In this way, the packet can be sent out without knowing it’s entire contents ahead of time. In fact, if configured to do so, could actually take in new microphone data in the middle of the transmission of a packet, and include that in the packet. This greatly simplifies the rest of the ethernet interface controller, at the expense of a small amount of data overhead in every packet. Given the size of the packets though, this tradeoff is easily worth it.

This coming week, I mainly plan to work on getting the information flow, all the way from the FPGA PDM inputs to a logfile on a computer working. This was expected to be completed earlier, but the complexity of ethernet frames ended up being significantly greater than expected, and took several long days to get working. At this point all the components of the flow are working to some degree, but do not work together yet.

March 28, 2020

Team Status Update for Saturday, Mar. 28

This week largely saw a return to a more normal work schedule, and beginning to act on the updated plan.

Our new timeline to account for the recent changes is shown below:

Most components are on track or completed, though there are several components which have fallen slightly behind. Mainly the computer-side driver to receive and decode data from the FPGA, and the array processing software. To help get back on track, and since much of the audio calibration/testing has been removed from the scope of the project, Ryan has become more involved with the software/processing side. John also plans to finish the network driver this weekend.

On the hardware side, the architecture of the physical architecture was slightly changed to simplify the design. Specifically, from having a single carrier board with connectors for each microphone element, to having a small number of boards with many microphones each, that connect directly to the FPGA board using ribbon cables.
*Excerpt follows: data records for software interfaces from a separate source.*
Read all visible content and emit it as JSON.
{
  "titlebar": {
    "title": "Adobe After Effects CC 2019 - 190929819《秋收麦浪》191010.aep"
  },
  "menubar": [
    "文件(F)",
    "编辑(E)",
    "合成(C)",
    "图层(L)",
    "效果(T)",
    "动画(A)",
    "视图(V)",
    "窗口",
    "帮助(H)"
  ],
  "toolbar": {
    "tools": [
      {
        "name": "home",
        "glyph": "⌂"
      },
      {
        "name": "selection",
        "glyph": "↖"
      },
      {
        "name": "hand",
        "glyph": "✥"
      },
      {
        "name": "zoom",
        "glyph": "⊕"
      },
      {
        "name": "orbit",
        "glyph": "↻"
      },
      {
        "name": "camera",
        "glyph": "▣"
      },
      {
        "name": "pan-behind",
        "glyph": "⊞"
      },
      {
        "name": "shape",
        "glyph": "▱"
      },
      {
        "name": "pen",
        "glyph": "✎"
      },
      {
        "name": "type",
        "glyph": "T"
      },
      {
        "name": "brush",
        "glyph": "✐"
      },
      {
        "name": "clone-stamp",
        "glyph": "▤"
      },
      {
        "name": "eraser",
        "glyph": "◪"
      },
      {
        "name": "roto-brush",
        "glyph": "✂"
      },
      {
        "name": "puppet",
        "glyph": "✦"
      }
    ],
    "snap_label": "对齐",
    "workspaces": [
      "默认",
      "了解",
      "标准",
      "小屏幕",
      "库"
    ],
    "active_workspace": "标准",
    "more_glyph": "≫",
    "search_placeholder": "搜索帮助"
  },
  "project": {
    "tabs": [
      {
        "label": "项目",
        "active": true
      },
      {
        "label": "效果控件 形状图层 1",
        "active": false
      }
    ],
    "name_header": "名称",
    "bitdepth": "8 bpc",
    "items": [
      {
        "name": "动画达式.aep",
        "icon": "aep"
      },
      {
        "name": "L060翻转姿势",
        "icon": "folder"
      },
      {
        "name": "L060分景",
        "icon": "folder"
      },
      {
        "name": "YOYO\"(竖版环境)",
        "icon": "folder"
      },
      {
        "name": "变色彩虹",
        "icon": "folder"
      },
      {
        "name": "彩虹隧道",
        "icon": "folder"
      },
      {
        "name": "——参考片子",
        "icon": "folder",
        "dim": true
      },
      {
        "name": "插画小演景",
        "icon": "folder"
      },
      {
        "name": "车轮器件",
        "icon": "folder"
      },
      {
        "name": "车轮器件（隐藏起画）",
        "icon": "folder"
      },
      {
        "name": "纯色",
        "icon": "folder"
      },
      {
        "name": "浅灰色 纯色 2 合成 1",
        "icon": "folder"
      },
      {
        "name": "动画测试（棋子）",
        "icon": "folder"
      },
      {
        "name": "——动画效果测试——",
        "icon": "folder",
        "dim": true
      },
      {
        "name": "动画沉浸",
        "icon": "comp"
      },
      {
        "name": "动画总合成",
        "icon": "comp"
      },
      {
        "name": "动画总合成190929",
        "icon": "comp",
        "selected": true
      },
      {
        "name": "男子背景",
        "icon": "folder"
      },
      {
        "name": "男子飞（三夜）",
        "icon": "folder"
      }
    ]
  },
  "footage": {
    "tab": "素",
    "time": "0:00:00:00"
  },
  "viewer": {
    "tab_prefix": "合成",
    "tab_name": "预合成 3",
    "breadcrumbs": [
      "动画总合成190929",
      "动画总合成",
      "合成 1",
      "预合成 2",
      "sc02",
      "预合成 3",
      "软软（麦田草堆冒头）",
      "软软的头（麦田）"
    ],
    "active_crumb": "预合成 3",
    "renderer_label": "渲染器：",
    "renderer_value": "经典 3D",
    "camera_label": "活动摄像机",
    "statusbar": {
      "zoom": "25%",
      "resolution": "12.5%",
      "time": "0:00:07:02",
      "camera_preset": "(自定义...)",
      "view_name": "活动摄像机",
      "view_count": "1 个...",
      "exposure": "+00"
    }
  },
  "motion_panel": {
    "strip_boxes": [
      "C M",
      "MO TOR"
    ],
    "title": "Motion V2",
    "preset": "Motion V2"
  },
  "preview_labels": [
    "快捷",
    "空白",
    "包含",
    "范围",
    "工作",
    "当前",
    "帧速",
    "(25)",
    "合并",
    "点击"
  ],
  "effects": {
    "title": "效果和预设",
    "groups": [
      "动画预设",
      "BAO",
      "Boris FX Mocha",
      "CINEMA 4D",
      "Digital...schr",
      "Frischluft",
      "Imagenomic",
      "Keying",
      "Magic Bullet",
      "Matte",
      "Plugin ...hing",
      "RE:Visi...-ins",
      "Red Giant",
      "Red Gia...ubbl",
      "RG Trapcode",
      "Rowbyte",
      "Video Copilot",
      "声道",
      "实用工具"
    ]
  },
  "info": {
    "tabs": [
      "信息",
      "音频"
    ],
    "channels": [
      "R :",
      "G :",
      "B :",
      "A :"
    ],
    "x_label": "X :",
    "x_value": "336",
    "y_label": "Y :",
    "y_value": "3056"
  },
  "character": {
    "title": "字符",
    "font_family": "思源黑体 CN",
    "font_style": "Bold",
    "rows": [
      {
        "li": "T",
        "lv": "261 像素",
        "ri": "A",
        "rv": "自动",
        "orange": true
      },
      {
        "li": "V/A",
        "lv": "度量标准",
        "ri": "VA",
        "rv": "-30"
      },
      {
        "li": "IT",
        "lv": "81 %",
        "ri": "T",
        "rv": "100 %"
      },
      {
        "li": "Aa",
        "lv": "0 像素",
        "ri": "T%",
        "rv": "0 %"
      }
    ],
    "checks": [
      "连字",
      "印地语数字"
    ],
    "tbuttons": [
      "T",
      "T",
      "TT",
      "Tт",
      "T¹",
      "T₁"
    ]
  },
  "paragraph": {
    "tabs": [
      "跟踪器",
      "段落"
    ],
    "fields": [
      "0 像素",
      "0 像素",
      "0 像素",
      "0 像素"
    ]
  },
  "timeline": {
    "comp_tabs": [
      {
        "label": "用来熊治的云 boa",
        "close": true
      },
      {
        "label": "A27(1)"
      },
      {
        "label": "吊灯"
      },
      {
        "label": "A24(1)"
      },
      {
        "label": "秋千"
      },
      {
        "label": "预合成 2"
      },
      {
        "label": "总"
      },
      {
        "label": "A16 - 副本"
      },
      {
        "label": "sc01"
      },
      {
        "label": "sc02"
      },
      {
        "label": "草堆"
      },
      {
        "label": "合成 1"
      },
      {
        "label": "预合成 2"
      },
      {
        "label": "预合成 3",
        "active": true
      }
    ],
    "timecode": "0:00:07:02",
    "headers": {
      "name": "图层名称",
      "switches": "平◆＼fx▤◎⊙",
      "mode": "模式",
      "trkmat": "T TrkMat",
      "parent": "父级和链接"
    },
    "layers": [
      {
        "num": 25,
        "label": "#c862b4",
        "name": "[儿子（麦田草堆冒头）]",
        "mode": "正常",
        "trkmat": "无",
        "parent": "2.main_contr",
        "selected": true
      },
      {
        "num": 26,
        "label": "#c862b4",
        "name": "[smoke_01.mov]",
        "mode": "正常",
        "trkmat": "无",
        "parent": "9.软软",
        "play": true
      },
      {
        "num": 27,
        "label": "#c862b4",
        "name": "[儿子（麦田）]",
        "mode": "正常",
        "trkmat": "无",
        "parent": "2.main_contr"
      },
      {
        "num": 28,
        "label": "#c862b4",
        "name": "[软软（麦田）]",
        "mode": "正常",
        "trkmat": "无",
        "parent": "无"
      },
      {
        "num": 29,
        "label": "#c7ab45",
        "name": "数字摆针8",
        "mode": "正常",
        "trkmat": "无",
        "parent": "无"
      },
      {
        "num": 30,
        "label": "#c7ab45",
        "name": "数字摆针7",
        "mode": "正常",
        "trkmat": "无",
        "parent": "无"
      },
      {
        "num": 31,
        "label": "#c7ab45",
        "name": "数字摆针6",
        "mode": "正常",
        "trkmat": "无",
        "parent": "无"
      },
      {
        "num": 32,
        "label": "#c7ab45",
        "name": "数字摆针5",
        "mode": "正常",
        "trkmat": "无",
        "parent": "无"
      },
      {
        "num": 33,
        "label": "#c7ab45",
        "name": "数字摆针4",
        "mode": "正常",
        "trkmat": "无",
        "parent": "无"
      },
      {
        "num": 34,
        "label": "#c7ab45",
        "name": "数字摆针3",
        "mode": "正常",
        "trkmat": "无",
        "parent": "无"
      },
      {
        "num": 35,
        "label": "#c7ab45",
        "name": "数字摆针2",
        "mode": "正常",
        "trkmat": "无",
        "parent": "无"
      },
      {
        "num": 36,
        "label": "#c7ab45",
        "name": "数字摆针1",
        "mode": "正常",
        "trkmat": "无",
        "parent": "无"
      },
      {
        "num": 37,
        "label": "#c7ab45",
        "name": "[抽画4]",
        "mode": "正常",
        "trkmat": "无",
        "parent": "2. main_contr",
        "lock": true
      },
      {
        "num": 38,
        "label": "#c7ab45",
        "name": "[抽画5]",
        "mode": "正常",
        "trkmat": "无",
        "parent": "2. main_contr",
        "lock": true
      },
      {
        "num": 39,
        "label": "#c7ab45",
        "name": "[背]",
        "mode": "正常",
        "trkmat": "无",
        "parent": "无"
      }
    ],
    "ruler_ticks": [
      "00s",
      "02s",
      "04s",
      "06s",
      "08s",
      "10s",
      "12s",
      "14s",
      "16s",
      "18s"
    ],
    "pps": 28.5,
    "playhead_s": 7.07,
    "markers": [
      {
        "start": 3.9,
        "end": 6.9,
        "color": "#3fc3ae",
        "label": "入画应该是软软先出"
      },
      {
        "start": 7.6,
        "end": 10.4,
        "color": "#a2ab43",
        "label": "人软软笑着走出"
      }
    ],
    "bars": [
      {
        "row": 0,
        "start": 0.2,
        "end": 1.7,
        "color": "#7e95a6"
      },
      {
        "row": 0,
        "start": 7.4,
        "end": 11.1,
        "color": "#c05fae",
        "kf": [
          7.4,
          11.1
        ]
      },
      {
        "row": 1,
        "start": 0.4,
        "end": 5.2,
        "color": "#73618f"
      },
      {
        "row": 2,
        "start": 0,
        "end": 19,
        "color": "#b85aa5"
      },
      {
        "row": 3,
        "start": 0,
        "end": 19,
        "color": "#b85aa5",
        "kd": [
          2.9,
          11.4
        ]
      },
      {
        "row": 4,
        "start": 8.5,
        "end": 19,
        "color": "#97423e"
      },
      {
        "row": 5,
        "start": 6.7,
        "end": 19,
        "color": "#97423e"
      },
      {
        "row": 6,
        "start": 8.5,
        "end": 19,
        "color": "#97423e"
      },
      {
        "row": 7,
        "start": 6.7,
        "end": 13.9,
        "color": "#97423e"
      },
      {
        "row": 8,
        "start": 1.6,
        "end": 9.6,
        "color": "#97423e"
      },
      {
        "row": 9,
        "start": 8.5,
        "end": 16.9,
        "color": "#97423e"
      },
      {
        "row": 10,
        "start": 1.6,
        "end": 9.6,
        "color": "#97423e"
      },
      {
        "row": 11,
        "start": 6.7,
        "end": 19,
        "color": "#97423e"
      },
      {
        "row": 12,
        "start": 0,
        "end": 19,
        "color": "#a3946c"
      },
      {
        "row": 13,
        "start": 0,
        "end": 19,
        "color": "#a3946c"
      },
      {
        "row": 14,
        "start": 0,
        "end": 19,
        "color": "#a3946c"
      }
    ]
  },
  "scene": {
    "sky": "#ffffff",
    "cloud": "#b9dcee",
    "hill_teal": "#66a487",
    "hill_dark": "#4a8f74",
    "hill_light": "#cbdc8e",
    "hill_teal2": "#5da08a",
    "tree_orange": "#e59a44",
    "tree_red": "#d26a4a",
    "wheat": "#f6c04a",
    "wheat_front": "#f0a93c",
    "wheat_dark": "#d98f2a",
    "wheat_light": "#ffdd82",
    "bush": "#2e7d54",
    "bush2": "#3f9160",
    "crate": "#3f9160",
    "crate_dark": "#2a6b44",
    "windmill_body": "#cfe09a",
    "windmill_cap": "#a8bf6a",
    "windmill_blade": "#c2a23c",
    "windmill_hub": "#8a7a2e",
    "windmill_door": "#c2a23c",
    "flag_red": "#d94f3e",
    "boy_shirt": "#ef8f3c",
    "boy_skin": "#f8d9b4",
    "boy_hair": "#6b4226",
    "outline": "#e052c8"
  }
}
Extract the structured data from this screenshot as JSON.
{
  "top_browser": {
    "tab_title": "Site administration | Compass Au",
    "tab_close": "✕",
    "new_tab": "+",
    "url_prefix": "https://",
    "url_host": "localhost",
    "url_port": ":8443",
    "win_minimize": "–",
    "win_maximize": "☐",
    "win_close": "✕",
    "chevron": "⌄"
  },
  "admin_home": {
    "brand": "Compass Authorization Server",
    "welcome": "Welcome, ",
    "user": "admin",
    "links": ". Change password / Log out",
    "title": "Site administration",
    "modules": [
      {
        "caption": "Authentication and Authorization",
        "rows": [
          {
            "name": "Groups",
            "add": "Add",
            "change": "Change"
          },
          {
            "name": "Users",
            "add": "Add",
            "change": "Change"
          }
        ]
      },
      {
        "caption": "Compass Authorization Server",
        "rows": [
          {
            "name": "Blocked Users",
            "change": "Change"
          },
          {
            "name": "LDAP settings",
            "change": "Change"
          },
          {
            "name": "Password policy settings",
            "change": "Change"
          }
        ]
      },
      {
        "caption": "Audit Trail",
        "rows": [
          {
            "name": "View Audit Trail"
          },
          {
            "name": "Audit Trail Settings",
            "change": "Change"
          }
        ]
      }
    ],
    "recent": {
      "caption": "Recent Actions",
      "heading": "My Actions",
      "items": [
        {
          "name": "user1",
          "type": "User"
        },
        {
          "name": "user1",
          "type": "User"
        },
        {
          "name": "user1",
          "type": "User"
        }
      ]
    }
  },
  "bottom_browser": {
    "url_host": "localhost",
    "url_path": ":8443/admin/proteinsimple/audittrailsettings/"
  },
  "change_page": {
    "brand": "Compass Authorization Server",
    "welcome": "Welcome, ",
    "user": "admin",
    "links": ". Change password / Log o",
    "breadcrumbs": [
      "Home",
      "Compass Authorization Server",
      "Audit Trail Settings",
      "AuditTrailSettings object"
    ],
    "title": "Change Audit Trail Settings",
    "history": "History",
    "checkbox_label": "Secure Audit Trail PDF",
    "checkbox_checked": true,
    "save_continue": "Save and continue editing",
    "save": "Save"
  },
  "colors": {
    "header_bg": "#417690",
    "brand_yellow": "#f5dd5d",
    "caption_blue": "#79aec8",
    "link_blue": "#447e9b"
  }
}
Our risk management has largely been reduced the last few weeks, as most of the main risks we foresaw were eliminated over the course of the project so far, or, did not end up being issues. Our PCB and digikey orders have been fulfilled already, so unless there are problems with shipping, we should have the necessary hardware. If there are any problems, board design includes several generic alternatives for each critical part, so as long as at least one supplier remains open, we should be able to finish the hardware (see John’s update for more details). On the software side, risks and mitigations have not changed.